On Sun, 24 May 2020, Robert Heller wrote:
At Sun, 24 May 2020 18:33:25 -0500 (CDT) CentOS mailing list <centos@xxxxxxxxxx> wrote:
I'm trying to format a 16 GB SD card to FAT32.
Either it won't find the device or it
gives me the titular error message.
mkfs.fat /dev/sdc
First of all, doing it *without* a partition table is not going to work (well
mkfs.fat is not going to care (once you deal with the other error). Since
Thanks much!
That was it.
It did care.
At one point I was even told something like,
won't do it, partition table.
you are formatting iy FAT32, I'm presuming you will be using it in some device
(eg camera, mess-windows machine, etc.). You want an MBR partition table --
Actually, I'm trying to update my BIOS.
The instructions I found require FAT32.
https://h30434.www3.hp.com/t5/Desktop-Hardware-and-Upgrade-Questions/Trying-to-update-the-bios-on-dc-5800-mt/m-p/5746185#M134271
I have tried "ejecting" the drive and reinserting the card.

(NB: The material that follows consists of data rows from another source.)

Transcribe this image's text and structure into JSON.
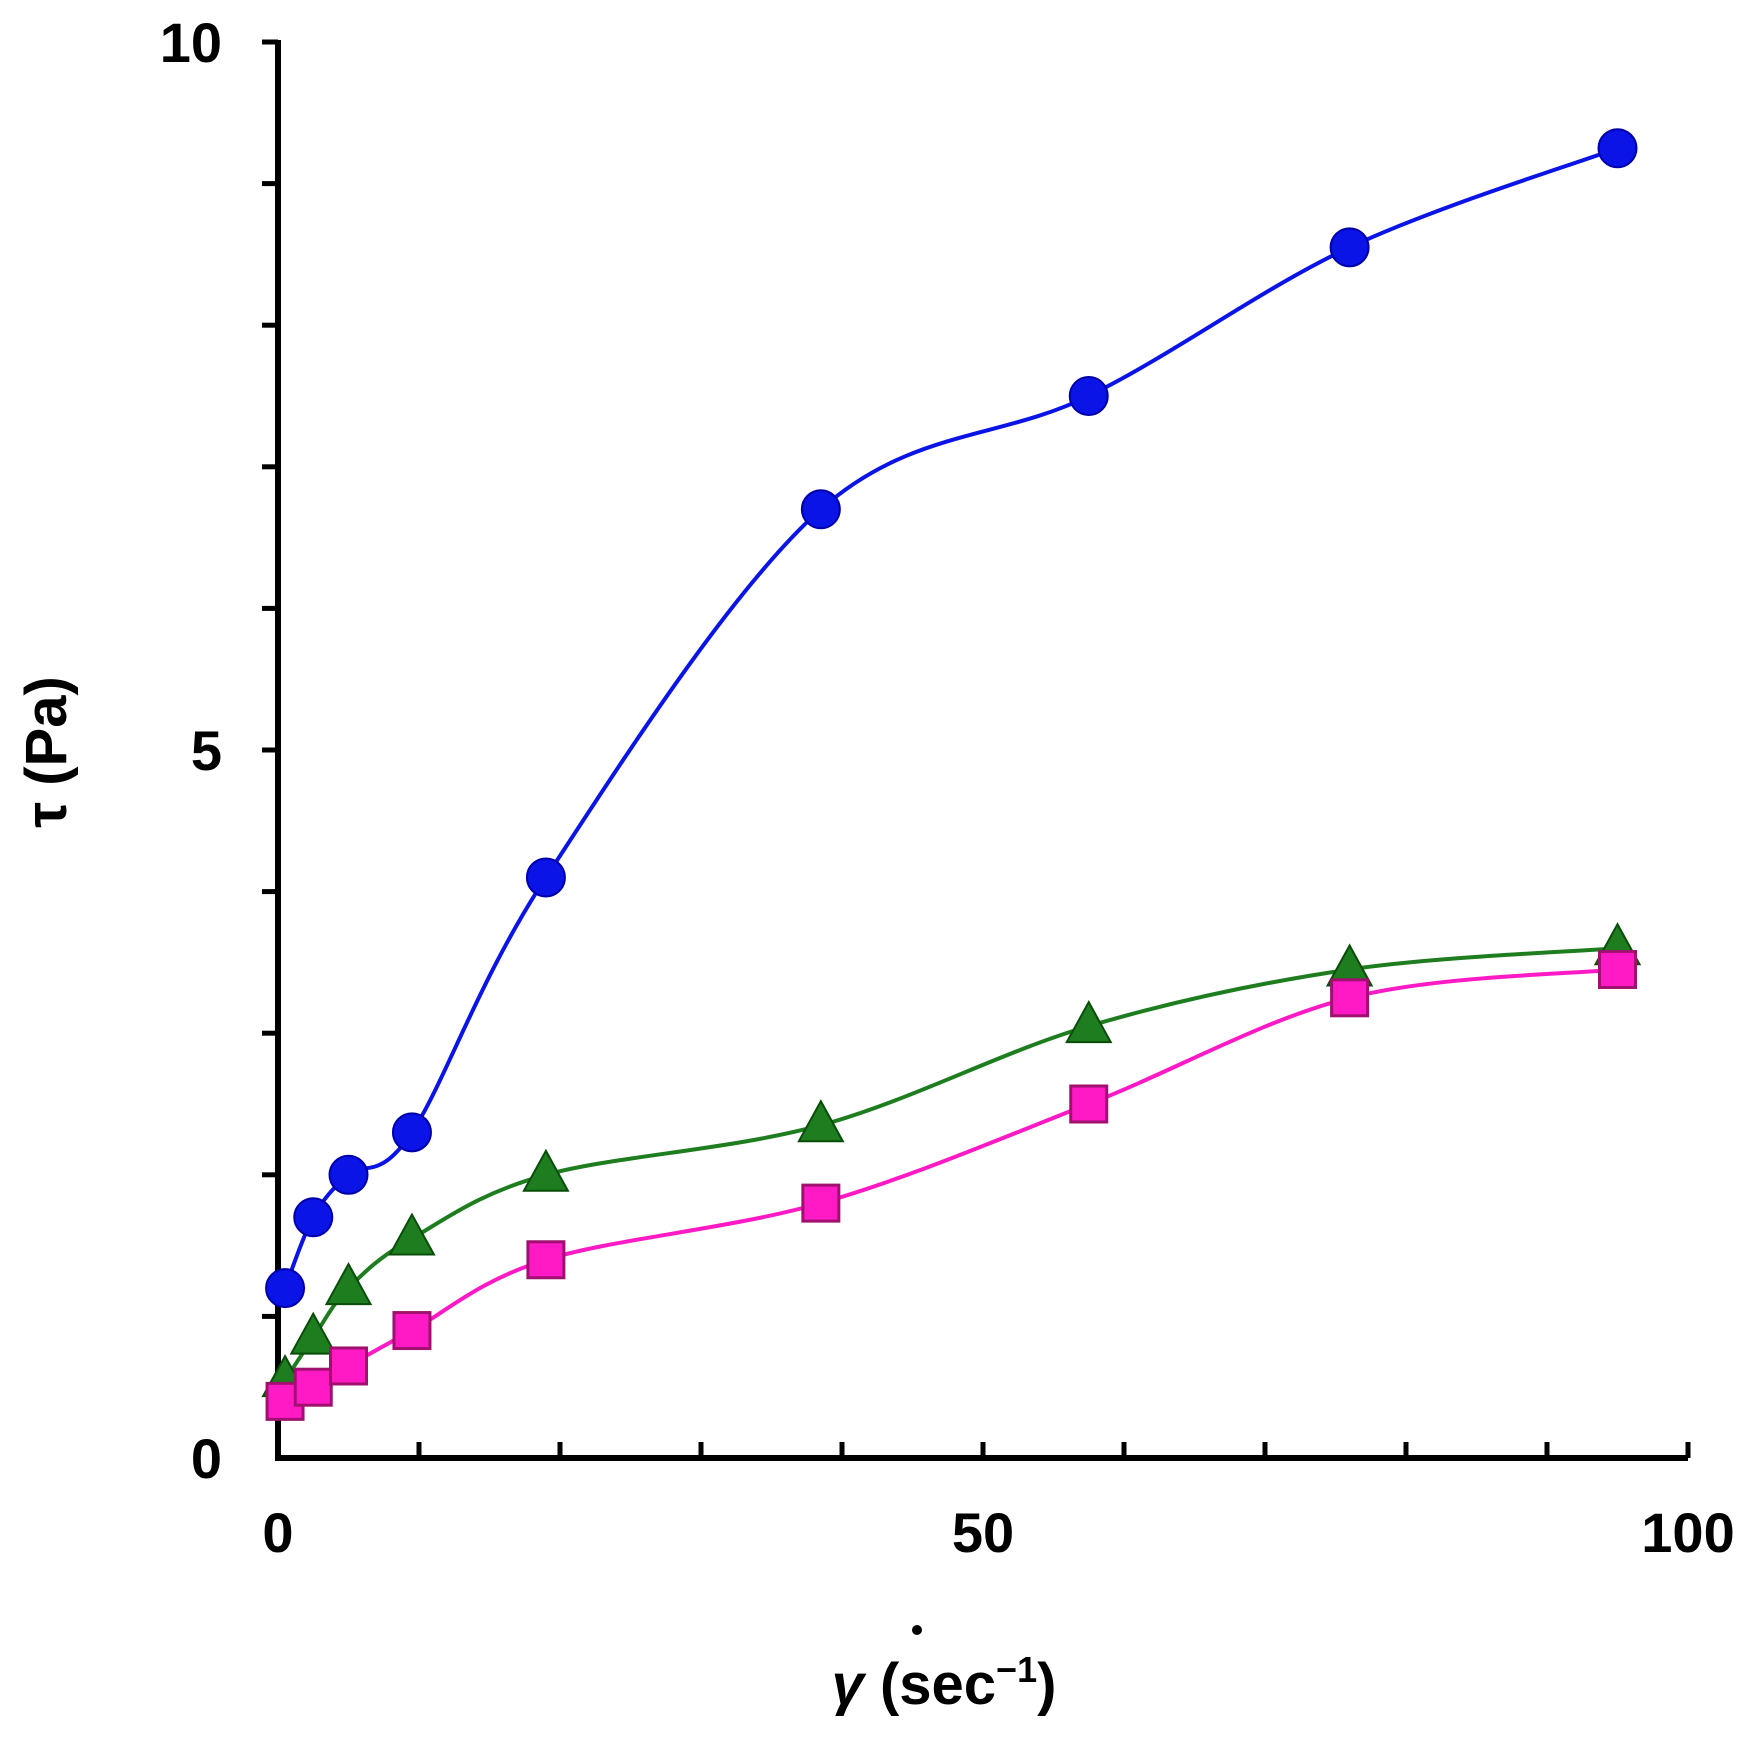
{
  "chart_data": {
    "type": "line",
    "title": "",
    "xlabel": "γ̇ (sec⁻¹)",
    "xlabel_parts": {
      "symbol": "γ",
      "rest": " (sec",
      "sup": "−1",
      "close": ")"
    },
    "ylabel": "τ (Pa)",
    "xlim": [
      0,
      100
    ],
    "ylim": [
      0,
      10
    ],
    "x_major_ticks": [
      0,
      50,
      100
    ],
    "x_minor_ticks": [
      10,
      20,
      30,
      40,
      60,
      70,
      80,
      90
    ],
    "y_major_ticks": [
      0,
      5,
      10
    ],
    "y_minor_ticks": [
      1,
      2,
      3,
      4,
      6,
      7,
      8,
      9
    ],
    "x_tick_labels": [
      "0",
      "50",
      "100"
    ],
    "y_tick_labels": [
      "0",
      "5",
      "10"
    ],
    "legend": "none",
    "grid": false,
    "series": [
      {
        "name": "blue-circles",
        "color": "#0a14e6",
        "marker": "circle",
        "x": [
          0.5,
          2.5,
          5,
          9.5,
          19,
          38.5,
          57.5,
          76,
          95
        ],
        "y": [
          1.2,
          1.7,
          2.0,
          2.3,
          4.1,
          6.7,
          7.5,
          8.55,
          9.25
        ]
      },
      {
        "name": "green-triangles",
        "color": "#1e7d1e",
        "marker": "triangle",
        "x": [
          0.5,
          2.5,
          5,
          9.5,
          19,
          38.5,
          57.5,
          76,
          95
        ],
        "y": [
          0.55,
          0.85,
          1.2,
          1.55,
          2.0,
          2.35,
          3.05,
          3.45,
          3.6
        ]
      },
      {
        "name": "magenta-squares",
        "color": "#ff1ac6",
        "marker": "square",
        "x": [
          0.5,
          2.5,
          5,
          9.5,
          19,
          38.5,
          57.5,
          76,
          95
        ],
        "y": [
          0.4,
          0.5,
          0.65,
          0.9,
          1.4,
          1.8,
          2.5,
          3.25,
          3.45
        ]
      }
    ]
  }
}
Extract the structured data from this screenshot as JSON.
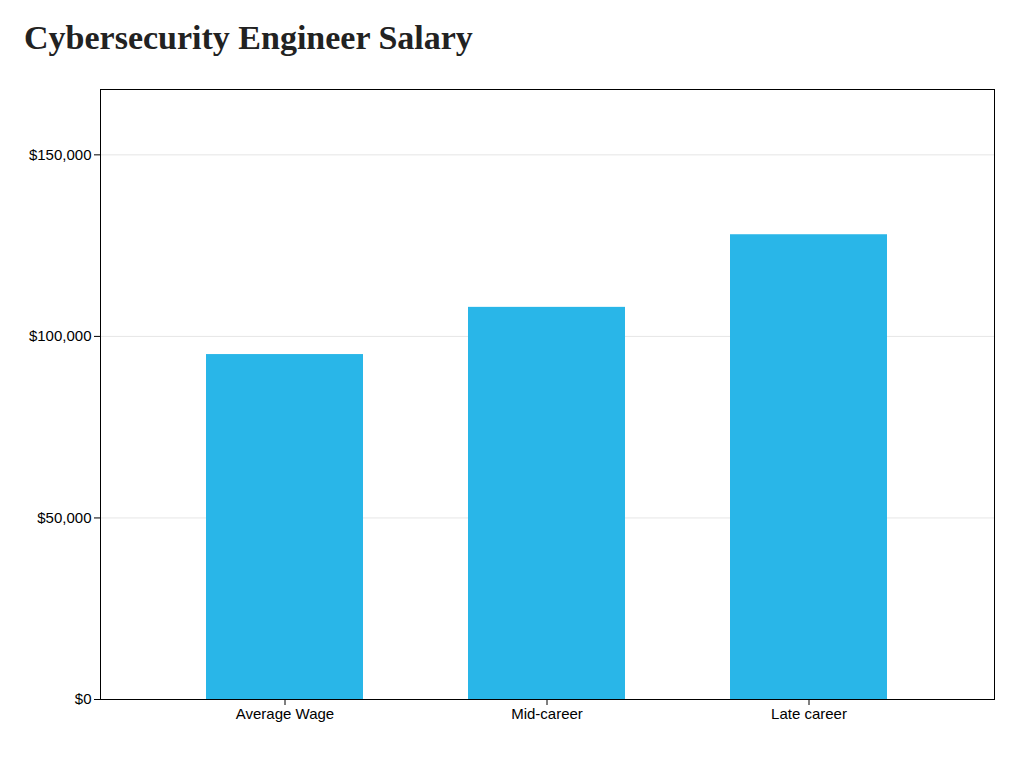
{
  "chart_data": {
    "type": "bar",
    "title": "Cybersecurity Engineer Salary",
    "categories": [
      "Average Wage",
      "Mid-career",
      "Late career"
    ],
    "values": [
      95000,
      108000,
      128000
    ],
    "color": "#29b6e8",
    "ylim": [
      0,
      168000
    ],
    "yticks": [
      {
        "value": 0,
        "label": "$0"
      },
      {
        "value": 50000,
        "label": "$50,000"
      },
      {
        "value": 100000,
        "label": "$100,000"
      },
      {
        "value": 150000,
        "label": "$150,000"
      }
    ],
    "grid": true
  }
}
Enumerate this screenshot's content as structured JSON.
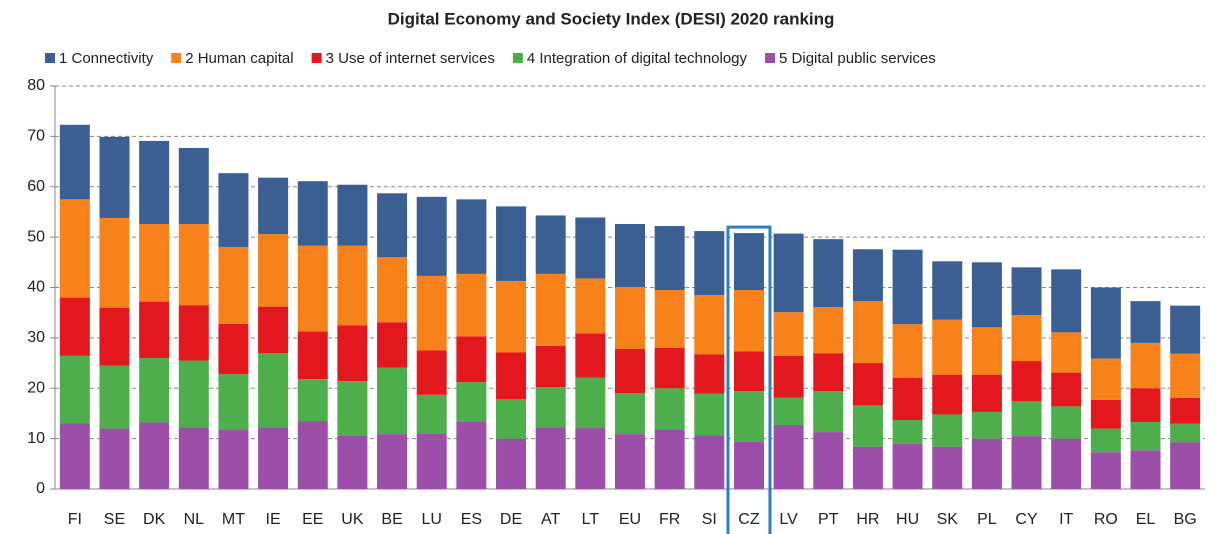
{
  "chart_data": {
    "type": "stacked_bar",
    "title": "Digital Economy and Society Index (DESI) 2020 ranking",
    "categories": [
      "FI",
      "SE",
      "DK",
      "NL",
      "MT",
      "IE",
      "EE",
      "UK",
      "BE",
      "LU",
      "ES",
      "DE",
      "AT",
      "LT",
      "EU",
      "FR",
      "SI",
      "CZ",
      "LV",
      "PT",
      "HR",
      "HU",
      "SK",
      "PL",
      "CY",
      "IT",
      "RO",
      "EL",
      "BG"
    ],
    "series": [
      {
        "name": "1 Connectivity",
        "color": "#3c5f93",
        "values": [
          14.8,
          16.1,
          16.5,
          15.1,
          14.7,
          11.2,
          12.8,
          12.1,
          12.7,
          15.7,
          14.8,
          14.8,
          11.6,
          12.1,
          12.5,
          12.7,
          12.7,
          11.3,
          15.6,
          13.5,
          10.3,
          14.8,
          11.6,
          12.9,
          9.5,
          12.5,
          14.1,
          8.3,
          9.5
        ]
      },
      {
        "name": "2 Human capital",
        "color": "#f7821b",
        "values": [
          19.5,
          17.8,
          15.4,
          16.1,
          15.2,
          14.4,
          17,
          15.8,
          12.9,
          14.8,
          12.4,
          14.2,
          14.3,
          10.9,
          12.3,
          11.5,
          11.8,
          12.2,
          8.7,
          9.2,
          12.3,
          10.6,
          10.9,
          9.4,
          9.1,
          8,
          8.2,
          9,
          8.8
        ]
      },
      {
        "name": "3 Use of internet services",
        "color": "#e3171e",
        "values": [
          11.5,
          11.5,
          11.2,
          11,
          10,
          9.2,
          9.5,
          11.1,
          9,
          8.8,
          9.1,
          9.3,
          8.2,
          8.8,
          8.8,
          8,
          7.8,
          7.9,
          8.3,
          7.5,
          8.4,
          8.4,
          7.9,
          7.4,
          8,
          6.7,
          5.7,
          6.7,
          5.1
        ]
      },
      {
        "name": "4 Integration of digital technology",
        "color": "#4eae4b",
        "values": [
          13.5,
          12.5,
          12.8,
          13.3,
          11.1,
          14.8,
          8.4,
          10.8,
          13.2,
          7.7,
          7.9,
          7.8,
          8,
          10,
          8.1,
          8.2,
          8.2,
          10,
          5.4,
          8.1,
          8.2,
          4.7,
          6.4,
          5.3,
          6.9,
          6.4,
          4.7,
          5.6,
          3.7
        ]
      },
      {
        "name": "5 Digital public services",
        "color": "#9b4fa8",
        "values": [
          13,
          12,
          13.2,
          12.2,
          11.7,
          12.2,
          13.4,
          10.6,
          10.9,
          11,
          13.3,
          10,
          12.2,
          12.1,
          10.9,
          11.8,
          10.7,
          9.4,
          12.7,
          11.3,
          8.4,
          9,
          8.4,
          10,
          10.5,
          10,
          7.3,
          7.7,
          9.3
        ]
      }
    ],
    "ylim": [
      0,
      80
    ],
    "yticks": [
      0,
      10,
      20,
      30,
      40,
      50,
      60,
      70,
      80
    ],
    "grid": true,
    "highlight": "CZ",
    "highlight_color": "#2f7ec1"
  }
}
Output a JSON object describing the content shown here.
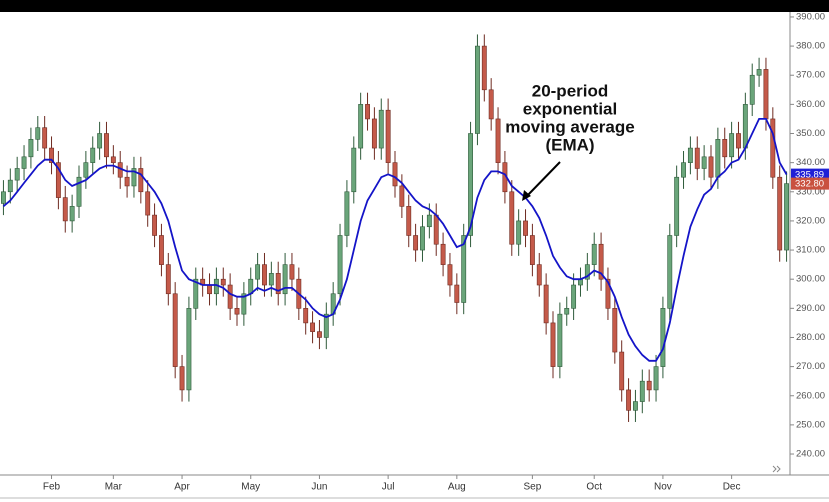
{
  "chart_data": {
    "type": "candlestick",
    "annotation": [
      "20-period",
      "exponential",
      "moving average",
      "(EMA)"
    ],
    "categories": [
      null,
      null,
      null,
      null,
      null,
      null,
      null,
      "Feb",
      null,
      null,
      null,
      null,
      null,
      null,
      null,
      null,
      "Mar",
      null,
      null,
      null,
      null,
      null,
      null,
      null,
      null,
      null,
      "Apr",
      null,
      null,
      null,
      null,
      null,
      null,
      null,
      null,
      null,
      "May",
      null,
      null,
      null,
      null,
      null,
      null,
      null,
      null,
      null,
      "Jun",
      null,
      null,
      null,
      null,
      null,
      null,
      null,
      null,
      null,
      "Jul",
      null,
      null,
      null,
      null,
      null,
      null,
      null,
      null,
      null,
      "Aug",
      null,
      null,
      null,
      null,
      null,
      null,
      null,
      null,
      null,
      null,
      "Sep",
      null,
      null,
      null,
      null,
      null,
      null,
      null,
      null,
      "Oct",
      null,
      null,
      null,
      null,
      null,
      null,
      null,
      null,
      null,
      "Nov",
      null,
      null,
      null,
      null,
      null,
      null,
      null,
      null,
      null,
      "Dec",
      null,
      null,
      null,
      null,
      null,
      null,
      null,
      null
    ],
    "candles": {
      "open": [
        326,
        330,
        334,
        338,
        342,
        348,
        352,
        345,
        340,
        328,
        320,
        325,
        335,
        340,
        345,
        350,
        342,
        340,
        335,
        332,
        338,
        330,
        322,
        315,
        305,
        295,
        270,
        262,
        290,
        300,
        298,
        295,
        300,
        298,
        290,
        288,
        295,
        300,
        305,
        298,
        302,
        295,
        305,
        300,
        290,
        285,
        282,
        280,
        288,
        295,
        315,
        330,
        345,
        360,
        355,
        345,
        358,
        340,
        332,
        325,
        315,
        310,
        318,
        322,
        312,
        305,
        298,
        292,
        315,
        350,
        380,
        365,
        355,
        340,
        330,
        312,
        320,
        315,
        305,
        298,
        285,
        270,
        288,
        290,
        298,
        300,
        305,
        312,
        300,
        290,
        275,
        262,
        255,
        258,
        265,
        262,
        270,
        290,
        315,
        335,
        340,
        345,
        338,
        342,
        335,
        348,
        342,
        350,
        345,
        360,
        370,
        372,
        355,
        335,
        310
      ],
      "high": [
        334,
        338,
        342,
        346,
        352,
        356,
        356,
        349,
        344,
        332,
        329,
        339,
        344,
        349,
        354,
        354,
        346,
        344,
        339,
        342,
        342,
        334,
        326,
        319,
        309,
        299,
        274,
        294,
        304,
        304,
        302,
        304,
        304,
        302,
        294,
        299,
        304,
        309,
        309,
        306,
        306,
        309,
        309,
        304,
        294,
        289,
        286,
        292,
        299,
        319,
        334,
        349,
        364,
        364,
        359,
        362,
        362,
        344,
        336,
        329,
        319,
        322,
        326,
        326,
        316,
        309,
        302,
        319,
        354,
        384,
        384,
        369,
        359,
        344,
        334,
        324,
        324,
        319,
        309,
        302,
        289,
        292,
        294,
        302,
        304,
        309,
        316,
        316,
        304,
        294,
        279,
        266,
        262,
        269,
        269,
        274,
        294,
        319,
        339,
        344,
        349,
        349,
        346,
        346,
        352,
        352,
        354,
        354,
        364,
        374,
        376,
        376,
        359,
        339,
        337
      ],
      "low": [
        322,
        326,
        330,
        334,
        338,
        344,
        341,
        336,
        324,
        316,
        316,
        321,
        331,
        336,
        341,
        338,
        336,
        331,
        328,
        328,
        326,
        318,
        311,
        301,
        291,
        266,
        258,
        258,
        286,
        294,
        291,
        291,
        294,
        286,
        284,
        284,
        291,
        296,
        294,
        294,
        291,
        291,
        296,
        286,
        281,
        278,
        276,
        276,
        284,
        291,
        311,
        326,
        341,
        351,
        341,
        341,
        336,
        328,
        321,
        311,
        306,
        306,
        314,
        308,
        301,
        294,
        288,
        288,
        311,
        346,
        361,
        351,
        336,
        326,
        308,
        308,
        311,
        301,
        294,
        281,
        266,
        266,
        284,
        286,
        294,
        296,
        301,
        296,
        286,
        271,
        258,
        251,
        251,
        254,
        258,
        258,
        266,
        286,
        311,
        331,
        336,
        334,
        334,
        331,
        331,
        338,
        338,
        341,
        341,
        356,
        366,
        351,
        331,
        306,
        306
      ],
      "close": [
        330,
        334,
        338,
        342,
        348,
        352,
        345,
        340,
        328,
        320,
        325,
        335,
        340,
        345,
        350,
        342,
        340,
        335,
        332,
        338,
        330,
        322,
        315,
        305,
        295,
        270,
        262,
        290,
        300,
        298,
        295,
        300,
        298,
        290,
        288,
        295,
        300,
        305,
        298,
        302,
        295,
        305,
        300,
        290,
        285,
        282,
        280,
        288,
        295,
        315,
        330,
        345,
        360,
        355,
        345,
        358,
        340,
        332,
        325,
        315,
        310,
        318,
        322,
        312,
        305,
        298,
        292,
        315,
        350,
        380,
        365,
        355,
        340,
        330,
        312,
        320,
        315,
        305,
        298,
        285,
        270,
        288,
        290,
        298,
        300,
        305,
        312,
        300,
        290,
        275,
        262,
        255,
        258,
        265,
        262,
        270,
        290,
        315,
        335,
        340,
        345,
        338,
        342,
        335,
        348,
        342,
        350,
        345,
        360,
        370,
        372,
        355,
        335,
        310,
        332.8
      ]
    },
    "up_color": "#6aa57a",
    "down_color": "#c45a4a",
    "ema": {
      "color": "#1414c8",
      "values": [
        325,
        327,
        330,
        333,
        336,
        339,
        341,
        341,
        338,
        334,
        332,
        333,
        334,
        336,
        338,
        339,
        339,
        338,
        337,
        337,
        336,
        333,
        330,
        326,
        320,
        311,
        303,
        300,
        299,
        298,
        298,
        298,
        297,
        295,
        294,
        294,
        295,
        297,
        296,
        297,
        296,
        297,
        297,
        295,
        293,
        290,
        288,
        287,
        288,
        293,
        300,
        310,
        320,
        327,
        331,
        335,
        336,
        335,
        333,
        330,
        327,
        325,
        324,
        322,
        319,
        315,
        311,
        312,
        318,
        328,
        334,
        337,
        337,
        336,
        332,
        330,
        328,
        325,
        321,
        315,
        308,
        304,
        301,
        300,
        300,
        301,
        303,
        302,
        299,
        294,
        287,
        281,
        277,
        274,
        272,
        272,
        276,
        285,
        297,
        308,
        318,
        324,
        329,
        331,
        335,
        337,
        340,
        341,
        345,
        350,
        355,
        355,
        350,
        340,
        335.89
      ]
    },
    "badges": [
      {
        "value": 335.89,
        "color": "#1f1fd6"
      },
      {
        "value": 332.8,
        "label": "332.80",
        "color": "#c9513f"
      }
    ],
    "ylim": [
      232.8,
      391.7
    ],
    "yticks": [
      {
        "value": 240,
        "label": "240.00"
      },
      {
        "value": 250,
        "label": "250.00"
      },
      {
        "value": 260,
        "label": "260.00"
      },
      {
        "value": 270,
        "label": "270.00"
      },
      {
        "value": 280,
        "label": "280.00"
      },
      {
        "value": 290,
        "label": "290.00"
      },
      {
        "value": 300,
        "label": "300.00"
      },
      {
        "value": 310,
        "label": "310.00"
      },
      {
        "value": 320,
        "label": "320.00"
      },
      {
        "value": 330,
        "label": "330.00"
      },
      {
        "value": 340,
        "label": "340.00"
      },
      {
        "value": 350,
        "label": "350.00"
      },
      {
        "value": 360,
        "label": "360.00"
      },
      {
        "value": 370,
        "label": "370.00"
      },
      {
        "value": 380,
        "label": "380.00"
      },
      {
        "value": 390,
        "label": "390.00"
      }
    ]
  }
}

I have tried inserting another card, checking to insure
that I could see its file, ejecting that card and
inserting the target card.
If I do not umount it, busy, if I don't, not found.
I'm guessing you are using a GUI and the GUI has some "magic" GUI mounter hack
that automagically mounts USB disks when they show up. You probably have to
turn that off or work around it. I guess umount from a shell will work. Eject
I used eject from the GUI and umount from the command line.
won't work, since that not only umounts the file system, it also removes the
device files (hense "device not found").
--
Michael hennebry@xxxxxxxxxxxxxxxxxxxxx
"Sorry but your password must contain an uppercase letter, a number,
a haiku, a gang sign, a heiroglyph, and the blood of a virgin."